The fires still glow upon the hearthstones to which our southern writers in the olden days gave us friendly welcome. They are as bright to-day as when, four feet on the fender, we talked with some gifted friend whose pen, dipped in the heart's blood of life, gave word to thoughts which had flamed within us and sought vainly to escape the walls of our being that they might go out to the world and fulfil their mission. They who built the shrines before which we offer our devotion have passed from the world of men, but the fires they kindled yet burn with fadeless light.
To us who have dwelt in the same environment and found beauty in the same scenes that inspired them to eloquent expression of the thoughts, the loves, the hopes, and the aspirations which were our own as well as theirs, these writers of our South are living still and will live through the long procession of the years. In the garden of our lives they planted the flowers of poesy, of fable, and of romance. With the changes of the years those flowers may have passed into the realm of the old-fashioned, like the blossoms in Grandmother's garden, but are there any sweeter or more royally blooming than these?

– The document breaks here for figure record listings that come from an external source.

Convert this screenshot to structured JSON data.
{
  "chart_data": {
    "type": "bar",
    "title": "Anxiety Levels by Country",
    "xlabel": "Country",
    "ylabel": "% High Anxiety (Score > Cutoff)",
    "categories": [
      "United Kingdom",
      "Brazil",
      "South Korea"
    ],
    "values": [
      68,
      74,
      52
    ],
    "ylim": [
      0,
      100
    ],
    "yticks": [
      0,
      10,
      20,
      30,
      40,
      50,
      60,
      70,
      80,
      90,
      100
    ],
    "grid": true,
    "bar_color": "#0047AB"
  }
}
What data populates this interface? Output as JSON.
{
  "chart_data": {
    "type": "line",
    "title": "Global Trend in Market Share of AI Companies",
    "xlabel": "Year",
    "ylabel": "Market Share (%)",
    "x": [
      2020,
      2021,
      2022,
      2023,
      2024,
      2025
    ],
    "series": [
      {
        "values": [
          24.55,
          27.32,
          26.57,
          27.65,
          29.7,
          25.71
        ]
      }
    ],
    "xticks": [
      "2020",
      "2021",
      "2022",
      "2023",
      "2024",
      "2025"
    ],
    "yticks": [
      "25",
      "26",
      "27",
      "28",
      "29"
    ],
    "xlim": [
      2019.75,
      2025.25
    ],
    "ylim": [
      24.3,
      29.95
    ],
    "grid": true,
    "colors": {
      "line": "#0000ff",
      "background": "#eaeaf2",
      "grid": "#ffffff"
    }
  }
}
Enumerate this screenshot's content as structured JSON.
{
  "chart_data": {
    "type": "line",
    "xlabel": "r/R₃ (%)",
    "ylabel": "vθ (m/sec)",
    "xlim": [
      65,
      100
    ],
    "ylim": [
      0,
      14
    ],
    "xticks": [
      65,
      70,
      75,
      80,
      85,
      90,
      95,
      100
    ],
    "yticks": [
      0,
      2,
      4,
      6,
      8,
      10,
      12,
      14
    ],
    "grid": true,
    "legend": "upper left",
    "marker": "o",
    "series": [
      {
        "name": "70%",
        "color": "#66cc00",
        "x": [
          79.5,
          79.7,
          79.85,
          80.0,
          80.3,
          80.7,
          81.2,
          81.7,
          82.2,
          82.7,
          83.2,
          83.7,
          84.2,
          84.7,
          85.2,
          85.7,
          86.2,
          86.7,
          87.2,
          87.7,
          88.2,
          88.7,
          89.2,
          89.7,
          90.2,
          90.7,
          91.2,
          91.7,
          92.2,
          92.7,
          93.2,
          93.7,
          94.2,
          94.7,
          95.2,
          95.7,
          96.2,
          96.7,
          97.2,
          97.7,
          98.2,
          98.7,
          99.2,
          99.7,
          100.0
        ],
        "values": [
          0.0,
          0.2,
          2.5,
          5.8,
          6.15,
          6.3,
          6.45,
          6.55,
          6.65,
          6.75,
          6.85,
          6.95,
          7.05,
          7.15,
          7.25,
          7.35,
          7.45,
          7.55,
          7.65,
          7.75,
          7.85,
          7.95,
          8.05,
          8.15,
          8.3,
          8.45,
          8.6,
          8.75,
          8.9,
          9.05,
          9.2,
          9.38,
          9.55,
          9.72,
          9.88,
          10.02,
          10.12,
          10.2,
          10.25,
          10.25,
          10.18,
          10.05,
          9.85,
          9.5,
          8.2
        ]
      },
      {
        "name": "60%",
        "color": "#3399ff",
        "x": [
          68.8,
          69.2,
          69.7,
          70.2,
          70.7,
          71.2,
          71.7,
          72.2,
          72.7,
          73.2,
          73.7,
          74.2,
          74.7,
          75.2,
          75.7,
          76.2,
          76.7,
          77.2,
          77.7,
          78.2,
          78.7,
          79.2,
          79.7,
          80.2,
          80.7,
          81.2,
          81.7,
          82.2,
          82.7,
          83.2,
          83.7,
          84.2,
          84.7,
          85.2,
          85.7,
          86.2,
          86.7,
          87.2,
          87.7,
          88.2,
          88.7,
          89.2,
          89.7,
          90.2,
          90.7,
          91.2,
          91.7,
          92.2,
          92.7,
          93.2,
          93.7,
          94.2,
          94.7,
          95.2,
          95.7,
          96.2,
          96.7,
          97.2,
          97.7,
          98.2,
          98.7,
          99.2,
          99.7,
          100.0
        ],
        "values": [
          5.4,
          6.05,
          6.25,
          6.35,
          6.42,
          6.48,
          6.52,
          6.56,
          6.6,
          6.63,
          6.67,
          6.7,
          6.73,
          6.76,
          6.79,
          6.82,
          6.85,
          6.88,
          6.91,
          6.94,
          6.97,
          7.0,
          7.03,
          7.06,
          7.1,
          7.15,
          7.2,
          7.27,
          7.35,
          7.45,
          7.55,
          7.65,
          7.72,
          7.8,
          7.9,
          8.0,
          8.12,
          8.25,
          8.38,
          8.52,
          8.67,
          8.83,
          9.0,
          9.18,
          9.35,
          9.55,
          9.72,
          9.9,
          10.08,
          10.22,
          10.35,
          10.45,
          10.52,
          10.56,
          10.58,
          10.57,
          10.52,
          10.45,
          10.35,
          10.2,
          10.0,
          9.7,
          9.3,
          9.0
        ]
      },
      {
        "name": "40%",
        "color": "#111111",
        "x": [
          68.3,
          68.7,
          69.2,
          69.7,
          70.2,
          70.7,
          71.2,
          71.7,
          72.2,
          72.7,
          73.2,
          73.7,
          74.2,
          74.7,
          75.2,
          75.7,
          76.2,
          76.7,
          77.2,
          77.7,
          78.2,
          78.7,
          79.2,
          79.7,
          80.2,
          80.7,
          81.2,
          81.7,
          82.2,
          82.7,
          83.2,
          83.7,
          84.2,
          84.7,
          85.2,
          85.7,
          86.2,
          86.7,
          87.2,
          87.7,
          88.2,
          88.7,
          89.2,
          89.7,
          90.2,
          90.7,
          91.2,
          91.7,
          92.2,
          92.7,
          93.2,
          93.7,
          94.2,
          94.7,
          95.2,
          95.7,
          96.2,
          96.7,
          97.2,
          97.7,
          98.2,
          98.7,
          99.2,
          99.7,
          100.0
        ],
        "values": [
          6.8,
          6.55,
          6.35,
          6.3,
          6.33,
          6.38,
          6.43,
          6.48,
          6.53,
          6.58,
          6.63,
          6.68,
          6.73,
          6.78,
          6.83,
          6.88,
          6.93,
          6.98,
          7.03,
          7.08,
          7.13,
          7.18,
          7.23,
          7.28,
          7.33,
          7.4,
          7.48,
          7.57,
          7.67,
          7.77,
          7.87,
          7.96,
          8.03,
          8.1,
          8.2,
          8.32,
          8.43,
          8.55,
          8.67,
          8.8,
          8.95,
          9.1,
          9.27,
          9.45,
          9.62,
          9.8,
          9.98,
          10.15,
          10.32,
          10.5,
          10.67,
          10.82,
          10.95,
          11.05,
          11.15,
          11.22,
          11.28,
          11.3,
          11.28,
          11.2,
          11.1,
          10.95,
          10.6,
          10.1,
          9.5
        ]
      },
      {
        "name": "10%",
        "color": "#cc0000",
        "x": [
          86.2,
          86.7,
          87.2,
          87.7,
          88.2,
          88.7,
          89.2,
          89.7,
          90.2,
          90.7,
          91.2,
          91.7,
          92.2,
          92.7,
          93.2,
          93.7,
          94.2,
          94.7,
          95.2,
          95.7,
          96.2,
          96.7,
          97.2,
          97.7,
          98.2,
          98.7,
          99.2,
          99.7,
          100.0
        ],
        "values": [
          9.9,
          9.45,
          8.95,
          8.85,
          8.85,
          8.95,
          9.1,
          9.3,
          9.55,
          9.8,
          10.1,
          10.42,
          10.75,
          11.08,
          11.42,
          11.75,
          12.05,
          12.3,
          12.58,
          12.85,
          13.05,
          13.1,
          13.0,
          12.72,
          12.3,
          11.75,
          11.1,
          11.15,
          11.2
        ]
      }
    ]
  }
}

The lustre of our gifted ones is not dimmed by the passage of time, but in the rush of new books upon the world the readers of to-day lose sight of the volumes which wove threads of gold into the joys and sorrows of the generation now travelling the downward slope of life. Their starry radiance is sometimes lost to view in the electric flash of the present day. If these pages can in any slight way aid in keeping their memory bright they will have reached their highest aim.